7月23日(火)、専門学校ミュージシャンズ・インスティテュート東京(MI TOKYO)にて、カナダのギタリスト:ニック・ジョンストンのギター・クリニックが開催された。在校生や入学希望者を対象に限定しており、会場にはギタリストを中心とした若手の参加者が詰めかけ、盛況となった。その様子を特別に見せてもらうことができたので、レポートをお届けしよう。
自然体かつ巧みなデモ演奏と丁寧なアドヴァイス
セミナーはニックが自身のソロ曲をオケに合わせたデモ演奏とQ&Aコーナーを交互に挟む形で進行していくのだが、ニックは開口一番「初めの質問はみんな緊張するだろうから、真っ先に手を挙げた人には僕が今使ったばかりのピックをプレゼントするよ!」と、気遣いを交えた声をかけて参加者の緊張をほぐしてくれた。
まずは今年発売された最新ソロ『CHILD OF BLISS』からタイトル・トラックの「Child Of Bliss」、続いて前作『WIDE EYES IN THE DARK』(2019年)から「A Cure Promised」が披露された。

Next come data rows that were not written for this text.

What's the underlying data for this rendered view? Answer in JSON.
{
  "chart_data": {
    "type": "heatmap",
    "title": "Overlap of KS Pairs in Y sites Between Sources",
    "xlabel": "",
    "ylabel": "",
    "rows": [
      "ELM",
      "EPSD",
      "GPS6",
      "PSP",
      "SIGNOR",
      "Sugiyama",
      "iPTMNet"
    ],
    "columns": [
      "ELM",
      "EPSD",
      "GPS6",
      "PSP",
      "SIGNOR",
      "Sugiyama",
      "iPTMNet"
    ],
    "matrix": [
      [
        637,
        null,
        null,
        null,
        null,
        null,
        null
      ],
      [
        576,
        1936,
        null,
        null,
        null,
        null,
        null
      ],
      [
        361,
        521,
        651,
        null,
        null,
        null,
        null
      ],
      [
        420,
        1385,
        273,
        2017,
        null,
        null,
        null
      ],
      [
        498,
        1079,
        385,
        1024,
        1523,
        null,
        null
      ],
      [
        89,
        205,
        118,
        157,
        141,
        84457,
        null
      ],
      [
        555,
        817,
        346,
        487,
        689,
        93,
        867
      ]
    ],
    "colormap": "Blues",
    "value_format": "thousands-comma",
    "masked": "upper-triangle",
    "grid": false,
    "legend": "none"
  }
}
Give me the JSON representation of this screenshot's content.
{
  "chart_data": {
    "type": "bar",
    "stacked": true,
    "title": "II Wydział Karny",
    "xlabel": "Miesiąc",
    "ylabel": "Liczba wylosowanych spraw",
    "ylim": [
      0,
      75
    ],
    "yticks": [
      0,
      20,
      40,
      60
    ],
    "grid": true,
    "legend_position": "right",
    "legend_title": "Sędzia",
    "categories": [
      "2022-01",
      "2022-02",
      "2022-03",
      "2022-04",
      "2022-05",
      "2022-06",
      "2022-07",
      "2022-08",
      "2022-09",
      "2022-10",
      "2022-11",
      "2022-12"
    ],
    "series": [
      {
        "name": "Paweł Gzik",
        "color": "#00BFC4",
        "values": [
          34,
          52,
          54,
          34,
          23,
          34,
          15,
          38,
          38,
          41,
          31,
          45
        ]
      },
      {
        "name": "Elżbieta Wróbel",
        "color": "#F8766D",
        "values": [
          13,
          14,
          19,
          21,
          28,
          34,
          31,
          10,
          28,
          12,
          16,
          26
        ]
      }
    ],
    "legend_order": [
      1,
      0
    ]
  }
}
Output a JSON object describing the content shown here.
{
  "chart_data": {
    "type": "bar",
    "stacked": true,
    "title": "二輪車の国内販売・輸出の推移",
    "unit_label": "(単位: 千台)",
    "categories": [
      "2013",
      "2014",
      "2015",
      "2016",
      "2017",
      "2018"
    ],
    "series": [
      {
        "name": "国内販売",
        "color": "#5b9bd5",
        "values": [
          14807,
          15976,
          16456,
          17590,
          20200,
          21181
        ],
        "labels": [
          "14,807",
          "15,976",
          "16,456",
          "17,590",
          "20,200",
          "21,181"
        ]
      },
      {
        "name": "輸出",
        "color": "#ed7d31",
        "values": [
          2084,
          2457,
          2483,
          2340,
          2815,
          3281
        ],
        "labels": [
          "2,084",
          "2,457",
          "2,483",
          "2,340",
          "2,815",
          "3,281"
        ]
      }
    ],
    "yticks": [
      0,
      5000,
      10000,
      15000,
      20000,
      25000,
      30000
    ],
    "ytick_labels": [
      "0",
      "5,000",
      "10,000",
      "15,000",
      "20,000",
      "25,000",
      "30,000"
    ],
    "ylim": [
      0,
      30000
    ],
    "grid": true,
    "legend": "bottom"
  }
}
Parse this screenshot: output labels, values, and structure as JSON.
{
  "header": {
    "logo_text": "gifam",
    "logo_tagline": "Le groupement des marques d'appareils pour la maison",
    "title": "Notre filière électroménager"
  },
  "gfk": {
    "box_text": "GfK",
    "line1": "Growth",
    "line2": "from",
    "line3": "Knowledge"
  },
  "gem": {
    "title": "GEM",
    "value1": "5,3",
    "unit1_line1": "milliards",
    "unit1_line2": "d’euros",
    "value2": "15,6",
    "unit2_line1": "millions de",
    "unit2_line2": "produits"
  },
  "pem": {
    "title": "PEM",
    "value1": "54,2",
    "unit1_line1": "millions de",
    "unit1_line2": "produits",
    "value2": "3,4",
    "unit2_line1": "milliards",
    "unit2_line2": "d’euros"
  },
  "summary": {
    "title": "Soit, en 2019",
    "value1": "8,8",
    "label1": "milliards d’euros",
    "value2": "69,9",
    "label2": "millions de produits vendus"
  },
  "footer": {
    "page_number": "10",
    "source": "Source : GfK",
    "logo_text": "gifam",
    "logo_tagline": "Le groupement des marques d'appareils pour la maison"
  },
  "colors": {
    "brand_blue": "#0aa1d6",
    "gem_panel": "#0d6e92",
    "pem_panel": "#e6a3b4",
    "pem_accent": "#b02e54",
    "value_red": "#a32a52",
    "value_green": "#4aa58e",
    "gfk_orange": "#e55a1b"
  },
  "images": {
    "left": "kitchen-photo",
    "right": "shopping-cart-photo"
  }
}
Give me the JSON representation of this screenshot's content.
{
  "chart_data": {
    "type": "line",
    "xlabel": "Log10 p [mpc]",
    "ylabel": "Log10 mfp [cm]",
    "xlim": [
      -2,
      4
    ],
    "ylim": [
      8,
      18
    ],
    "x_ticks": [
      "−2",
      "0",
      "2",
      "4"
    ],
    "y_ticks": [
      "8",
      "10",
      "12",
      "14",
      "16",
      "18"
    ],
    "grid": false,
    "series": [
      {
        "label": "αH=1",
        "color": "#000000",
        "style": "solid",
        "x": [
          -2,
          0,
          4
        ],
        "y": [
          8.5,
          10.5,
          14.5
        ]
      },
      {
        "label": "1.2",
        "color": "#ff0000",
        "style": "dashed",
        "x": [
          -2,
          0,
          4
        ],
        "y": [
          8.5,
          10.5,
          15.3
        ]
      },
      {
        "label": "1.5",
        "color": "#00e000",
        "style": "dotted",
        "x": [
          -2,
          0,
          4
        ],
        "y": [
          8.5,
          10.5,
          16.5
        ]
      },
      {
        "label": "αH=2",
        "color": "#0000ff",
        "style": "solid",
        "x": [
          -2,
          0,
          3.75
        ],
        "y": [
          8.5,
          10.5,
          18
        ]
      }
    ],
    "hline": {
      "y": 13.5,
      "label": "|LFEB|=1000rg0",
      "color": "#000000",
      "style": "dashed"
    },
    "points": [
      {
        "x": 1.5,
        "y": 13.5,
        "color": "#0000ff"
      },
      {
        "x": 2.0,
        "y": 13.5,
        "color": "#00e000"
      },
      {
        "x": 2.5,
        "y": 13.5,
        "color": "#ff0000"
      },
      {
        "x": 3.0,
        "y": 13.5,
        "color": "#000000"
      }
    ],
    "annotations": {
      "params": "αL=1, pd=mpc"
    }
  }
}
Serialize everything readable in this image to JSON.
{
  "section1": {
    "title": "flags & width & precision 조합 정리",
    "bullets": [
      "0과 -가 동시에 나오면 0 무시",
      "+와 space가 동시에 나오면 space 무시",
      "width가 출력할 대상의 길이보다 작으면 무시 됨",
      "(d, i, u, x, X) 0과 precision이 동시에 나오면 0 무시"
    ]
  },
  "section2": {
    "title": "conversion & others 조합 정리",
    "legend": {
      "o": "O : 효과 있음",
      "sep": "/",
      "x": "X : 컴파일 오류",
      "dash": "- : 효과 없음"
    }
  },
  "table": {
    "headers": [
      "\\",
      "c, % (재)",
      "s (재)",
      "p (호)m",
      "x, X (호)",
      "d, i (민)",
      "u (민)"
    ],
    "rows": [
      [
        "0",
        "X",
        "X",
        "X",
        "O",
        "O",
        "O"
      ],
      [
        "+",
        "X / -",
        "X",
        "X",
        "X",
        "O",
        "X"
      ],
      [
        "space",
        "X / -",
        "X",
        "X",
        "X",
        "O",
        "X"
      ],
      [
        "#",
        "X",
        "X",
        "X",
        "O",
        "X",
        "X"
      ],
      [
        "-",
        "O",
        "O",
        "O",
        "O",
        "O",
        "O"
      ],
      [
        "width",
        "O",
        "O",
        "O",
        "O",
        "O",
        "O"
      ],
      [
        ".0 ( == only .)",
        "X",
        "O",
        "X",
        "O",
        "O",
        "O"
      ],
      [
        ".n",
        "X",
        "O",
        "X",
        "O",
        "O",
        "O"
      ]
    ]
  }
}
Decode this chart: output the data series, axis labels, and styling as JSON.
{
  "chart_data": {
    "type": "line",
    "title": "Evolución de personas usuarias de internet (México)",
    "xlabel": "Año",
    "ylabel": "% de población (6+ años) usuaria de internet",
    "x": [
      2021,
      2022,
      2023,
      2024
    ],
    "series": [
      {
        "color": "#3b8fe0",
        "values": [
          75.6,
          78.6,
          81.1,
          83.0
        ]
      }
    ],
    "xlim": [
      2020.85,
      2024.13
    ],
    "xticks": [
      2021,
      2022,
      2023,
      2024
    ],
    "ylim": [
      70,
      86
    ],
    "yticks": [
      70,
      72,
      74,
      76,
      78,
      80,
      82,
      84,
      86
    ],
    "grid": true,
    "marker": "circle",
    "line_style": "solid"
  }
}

キャッチーな要素の多かった初期作品に比べ、より深淵さを増した楽曲の中でフレーズやメロディーを巧みに操るニックは、実に自然体。ギターのあらゆる箇所を使って繰り出されるニュアンス豊かな音色やパフォーマンスには、思わずため息が漏れる。
Q&Aコーナーでは興味深い質問が次々と寄せられた。「あなたは全然緊張しているように見えませんが、自分がステージに上がると緊張してしまうのを克服するにはどうしたらいいですか?」という問いかけには「長年練習を続けたことで自信がついたんだ。それと“楽しむ”ことをゴールにすること」と回答。「あなたの楽曲はノスタルジーを感じさせるところがありますが、コード進行をどんな風に作っているのですか?」という質問には、「レッド・ツェッペリンを聴いていた子供の頃から、自然と“間違った音”…あとからそれはテンション音のことだとわかったけど、そういったものを足す響きの方が面白いと感じる気持ちが自然とあった」などと一つ一つに丁寧に答え、時には自らの体験も赤裸々に明かしながらアドヴァイスと激励を送っていた。
また、集まった在校生の大半にはアジアやヨーロッパを含む留学生が多く参加しており、会場では日本語と英語がひっきりなしに飛び交っていたのも印象的で、言語や音楽という2つのコミュニケーションを通して多くの学びを得ようとする生徒たちの姿勢を垣間見ることができた。
他にも「Remarkably Human」(2016年『REMARKABLY HUMAN』収録)や「Wide Eyes In The Dark」など計4曲のデモを演奏し、90分に及ぶセミナーは瞬く間に終了した。サイン会では列に並んだ参加者一人一人とじっくり言葉を交わし、名残惜しそうに会場を後にしたニック。若い世代に大きなインスピレーションを与えたイベントとなったようだ。
使用機材
この日ニックが使用していたのは、シェクター製のシグネチュア・モデル“Nick Johnston USA Signature Flame Top Nitro”。セミナー中も「ウェンジのネックにエボニー指板、これがとってもお気に入りなんだ」と絶賛していた。アンプは持参のNeural DSP“Quad Cortex”を、会場にセッティングされたボグナー“Helios Eclipse”に接続していた。